Nessa mesma manhã de dia 28 de junho de 1914, à mesma hora, na distante cidade Bósnia de Sarajevo, Francisco Fernando, o Arquiduque e Príncipe herdeiro do Império Austro-húngaro era assassinado. 

 

Mal sabiam os três ingénuos jovens rapazes protagonistas do breve e fictício texto do início, que este facto que fez despoletar o início da Iª Guerra Mundial, ditaria a sua precoce morte nas terras de França ao serviço da Pátria passado três e quatro anos.

 

Foram eles, de acordo com o Arquivo Histórico Militar, os três soldados mortos do Concelho de Odemira integrados no Corpo Expedicionário Português - CEP que combateu na Flandres na Grande Guerra. Chamavam-se José Joaquim, natural de Relíquias, morto em 27 de junho de 1917; Manuel Matos Júnior, de Odemira, que morreria a 12 de setembro de 1918; E, por fim, Protásio dos Santos, natural de Sabóia, que morreria a 11 de março de 1918. 

 

Este conflito à escala mundial ocorreu entre 1914 e 1918, e comemorou-se em França, no passado dia 9 de abril os 100 anos da Batalha de La Lys, com a presença do Presidente Marcelo e do Presidente Macron. Foi a mais mortífera batalha travada por portugueses nessa guerra, e onde, num só dia, se perderam cerca de 7.500 militares lusos, entre mortos, feridos, desaparecidos e prisioneiros. 

 

Portugal participou na Grande Guerra, porque, saído da revolução de 1910 que tinha deposto a monarquia, necessitava, por um lado, de demonstrar a solidez e modernidade da jovem república e, por outro lado, afirmar o controlo das colónias africanas de Angola e Moçambique. E assim, imprudentemente, embarcou nesta aventura belicista, entregando às mãos das potências da época (o contingente português foi integrado num Corpo de Exército Inglês) toda uma geração de jovens portugueses que alguns meses depois de chegarem ao teatro de operações de França, seriam abandonados nos lamaçais das trincheiras pelo poder político de Lisboa e pelas suas mesquinhas politiquices.

 

Estes três jovens foram os que não regressaram de França de um total de 140 homens de Odemira integrados nos cerca de 55.000 homens do CEP. Mas houve mais mortos das freguesias de Odemira no contexto da I Guerra Mundial. Morreram 2 em Angola e 8 em Moçambique, onde também se combatiam os Alemães.
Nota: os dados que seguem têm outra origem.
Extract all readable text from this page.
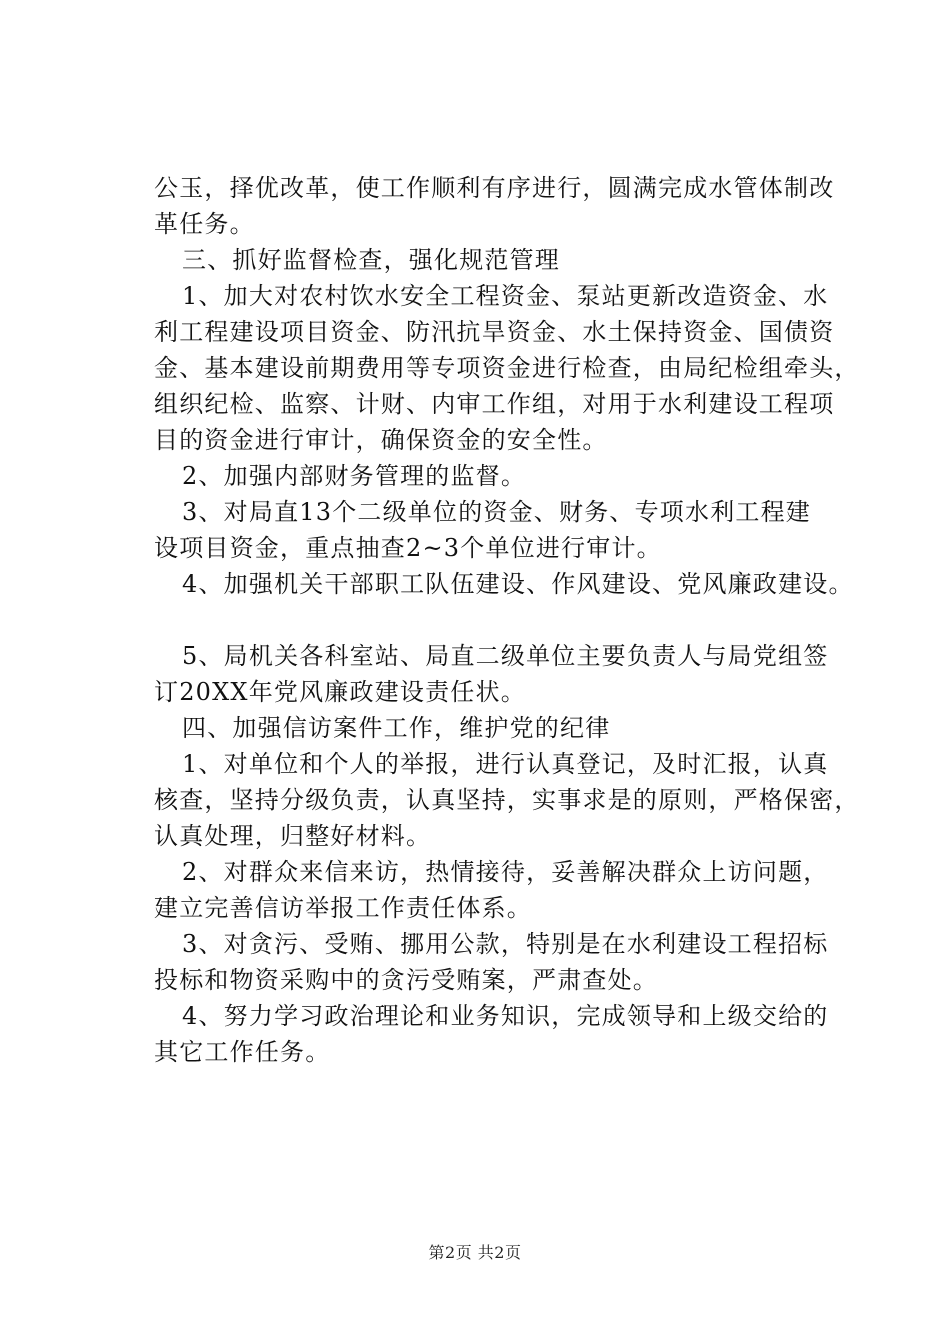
公玉，择优改革，使工作顺利有序进行，圆满完成水管体制改
革任务。
三、抓好监督检查，强化规范管理
1、加大对农村饮水安全工程资金、泵站更新改造资金、水
利工程建设项目资金、防汛抗旱资金、水土保持资金、国债资
金、基本建设前期费用等专项资金进行检查，由局纪检组牵头，
组织纪检、监察、计财、内审工作组，对用于水利建设工程项
目的资金进行审计，确保资金的安全性。
2、加强内部财务管理的监督。
3、对局直13个二级单位的资金、财务、专项水利工程建
设项目资金，重点抽查2~3个单位进行审计。
4、加强机关干部职工队伍建设、作风建设、党风廉政建设。
5、局机关各科室站、局直二级单位主要负责人与局党组签
订20XX年党风廉政建设责任状。
四、加强信访案件工作，维护党的纪律
1、对单位和个人的举报，进行认真登记，及时汇报，认真
核查，坚持分级负责，认真坚持，实事求是的原则，严格保密，
认真处理，归整好材料。
2、对群众来信来访，热情接待，妥善解决群众上访问题，
建立完善信访举报工作责任体系。
3、对贪污、受贿、挪用公款，特别是在水利建设工程招标
投标和物资采购中的贪污受贿案，严肃查处。
4、努力学习政治理论和业务知识，完成领导和上级交给的
其它工作任务。
第2页 共2页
Foram eles:

 

Em Angola:

Alferes Ilídio Alberto França e Silva/Odemira

Soldado José Jorge/Odemira

 

Em Moçambique:

1.º Cabo António Manuel Rosa/S. Martinho das Amoreiras

1.º Cabo Fortunato de Oliveira/Odemira

1.º Cabo Manuel da Silva Cavaco/Odemira

1.º Grumete Júlio Pacheco Botelho/Odemira

Soldado Francisco Inácio/Saboia

Soldado Francisco Lourenço/Odemira

Soldado Manuel Inácio Nobre/Odemira

Soldado António Tomé/Santa Clara

 

A história do início tenta demonstrar a volatilidade da segurança e paz, e como aquilo que damos por adquirido, seguro ou provável nas nossas pacatas vidas, de um dia para o outro se pode tornar numa dura e traumatizante realidade. Os dias de incerteza, que ocorrem com a escalada de tensão nunca antes vista nos últimos anos a nível internacional, levam-nos a pensar, invocar e homenagear os 13 rapazes das freguesias de Odemira que partiram há 100 anos na esperança de um dia voltarem para retomar as suas rotinas, mas que não viriam a ter essa oportunidade, pois a guerra roubar-lhes-ia a juventude e as vidas.